Liquiditätsplanung ist im internationalen Erbrecht ebenso wichtig wie juristische Präzision.
3. Immobilien im Ausland
Immobilien unterliegen regelmässig dem Recht des Belegenheitsstaates (lex rei sitae).
Das bedeutet:
- Eine Schweizer Verfügung von Todes wegen kann in Deutschland oder Italien formell wirksam sein.

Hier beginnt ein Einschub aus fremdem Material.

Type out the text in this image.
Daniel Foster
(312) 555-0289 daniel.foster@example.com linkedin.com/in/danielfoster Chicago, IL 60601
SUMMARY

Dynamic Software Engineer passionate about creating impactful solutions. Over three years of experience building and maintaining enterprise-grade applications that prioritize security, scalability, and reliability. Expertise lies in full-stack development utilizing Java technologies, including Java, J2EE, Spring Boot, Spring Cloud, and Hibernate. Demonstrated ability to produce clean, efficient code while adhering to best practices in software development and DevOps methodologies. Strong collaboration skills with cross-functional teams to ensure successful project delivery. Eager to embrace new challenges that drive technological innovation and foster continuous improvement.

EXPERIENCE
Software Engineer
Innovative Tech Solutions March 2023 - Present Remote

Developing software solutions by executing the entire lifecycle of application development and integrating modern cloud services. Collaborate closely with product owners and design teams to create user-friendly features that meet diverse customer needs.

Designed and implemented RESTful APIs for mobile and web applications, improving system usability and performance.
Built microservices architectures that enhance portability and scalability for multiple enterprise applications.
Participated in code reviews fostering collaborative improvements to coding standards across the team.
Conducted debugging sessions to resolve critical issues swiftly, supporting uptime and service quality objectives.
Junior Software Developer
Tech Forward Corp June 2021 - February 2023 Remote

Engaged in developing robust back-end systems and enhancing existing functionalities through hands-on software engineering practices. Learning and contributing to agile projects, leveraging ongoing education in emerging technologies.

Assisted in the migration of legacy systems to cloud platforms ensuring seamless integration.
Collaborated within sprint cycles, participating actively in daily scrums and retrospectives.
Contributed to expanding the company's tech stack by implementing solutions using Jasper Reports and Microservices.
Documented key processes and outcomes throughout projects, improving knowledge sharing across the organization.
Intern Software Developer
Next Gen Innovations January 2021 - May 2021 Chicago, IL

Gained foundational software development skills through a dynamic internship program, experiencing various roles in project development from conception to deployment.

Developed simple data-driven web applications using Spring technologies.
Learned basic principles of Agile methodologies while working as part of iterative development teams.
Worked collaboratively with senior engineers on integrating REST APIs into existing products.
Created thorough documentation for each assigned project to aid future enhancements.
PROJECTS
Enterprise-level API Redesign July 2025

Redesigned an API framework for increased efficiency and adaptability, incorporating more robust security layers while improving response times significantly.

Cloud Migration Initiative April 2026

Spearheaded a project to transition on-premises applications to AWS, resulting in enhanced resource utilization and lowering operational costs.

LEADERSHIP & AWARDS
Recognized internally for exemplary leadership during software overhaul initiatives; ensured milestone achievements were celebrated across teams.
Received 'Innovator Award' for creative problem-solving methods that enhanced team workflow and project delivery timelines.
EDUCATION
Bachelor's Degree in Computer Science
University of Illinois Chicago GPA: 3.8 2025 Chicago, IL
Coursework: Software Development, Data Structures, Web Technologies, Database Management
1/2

- Materiell-rechtlich können jedoch zwingende Vorschriften des Belegenheitsstaates eingreifen.
- In Italien kann insbesondere das Pflichtteilsrecht erhebliche Auswirkungen auf Immobilienübertragungen haben.
Rechtstipp
Bei Immobilien in mehreren Ländern sollte niemals isoliert ein einzelnes Testament errichtet werden.
Erforderlich ist eine koordinierte internationale Nachlassstrategie.
4. Rechtswahl – strategisches Instrument
Die Rechtswahl ist eines der wichtigsten Instrumente im internationalen Erbrecht.
Sie kann sinnvoll sein bei:
- Patchwork-Familien
- Unternehmensnachfolge
- Vermögen in mehreren Ländern
- geplanter Wohnsitzverlagerung
- binationalen Ehen
Eine klar formulierte Rechtswahlklausel schafft Rechtssicherheit und verhindert spätere Zuständigkeitskonflikte.
Fehlende Rechtswahl führt häufig zu langwierigen Verfahren in mehreren Staaten.
5. Steuerliche Aspekte nicht unterschätzen
Erbrecht und Erbschaftsteuer sind getrennte Themen – in der Praxis jedoch eng verbunden.
- In der Schweiz ist die Erbschaftsteuer kantonal geregelt.
- Deutschland kennt progressive Steuersätze mit Freibeträgen.
- Italien hat vergleichsweise moderate Steuersätze, jedoch formale Anforderungen.
Rechtstipp
Vor jeder Gestaltung sollte eine steuerliche Simulation erfolgen:
- Wo entsteht die Steuerpflicht?
- Besteht ein Doppelbesteuerungsrisiko?
- Welche Vermögenswerte sind besonders steuerrelevant?
Internationale Nachlassplanung ist stets interdisziplinär.
6. Typische Fehler in grenzüberschreitenden Erbfällen
- Kein Testament trotz Auslandsvermögen
- Mehrere widersprüchliche Testamente
- Keine Rechtswahl
- Keine Pflichtteilsanalyse
- Fehlende Liquiditätsplanung
- Ignorieren steuerlicher Auswirkungen
- Keine familieninterne Abstimmung
Gerade bei komplexen Familienstrukturen entstehen Konflikte selten wegen fehlender Normen – sondern wegen fehlender Koordination.
7. Unternehmerische Nachfolge im internationalen Kontext
Bei Unternehmerfamilien treten zusätzliche Fragestellungen hinzu:
- Bewertung von Gesellschaftsanteilen
- Stimmrechtsregelungen
- Nachfolgeklauseln im Gesellschaftsvertrag
- Schutz vor Zersplitterung
- Absicherung des überlebenden Ehegatten
In Deutschland und Italien können Pflichtteilsansprüche erhebliche Liquiditätsbelastungen verursachen.
Die Schweiz bietet seit der Reform 2023 mehr Gestaltungsspielraum – insbesondere bei frühzeitiger strategischer Planung.
Fazit
Wer Vermögen zwischen Schweiz, Deutschland und Italien hält, benötigt:
✔ klare Rechtswahl
✔ abgestimmte Testamente
✔ Pflichtteils- und Liquiditätsanalyse
✔ steuerliche Strukturprüfung
✔ internationale Koordination
Internationales Erbrecht ist kein Standardprozess, sondern strategische Vermögensplanung.
Frühzeitige, strukturierte Beratung verhindert langjährige Auseinandersetzungen und schützt sowohl Vermögen als auch familiären Frieden.
Grenzüberschreitende Lebensrealitäten erfordern grenzüberschreitende juristische Kompetenz.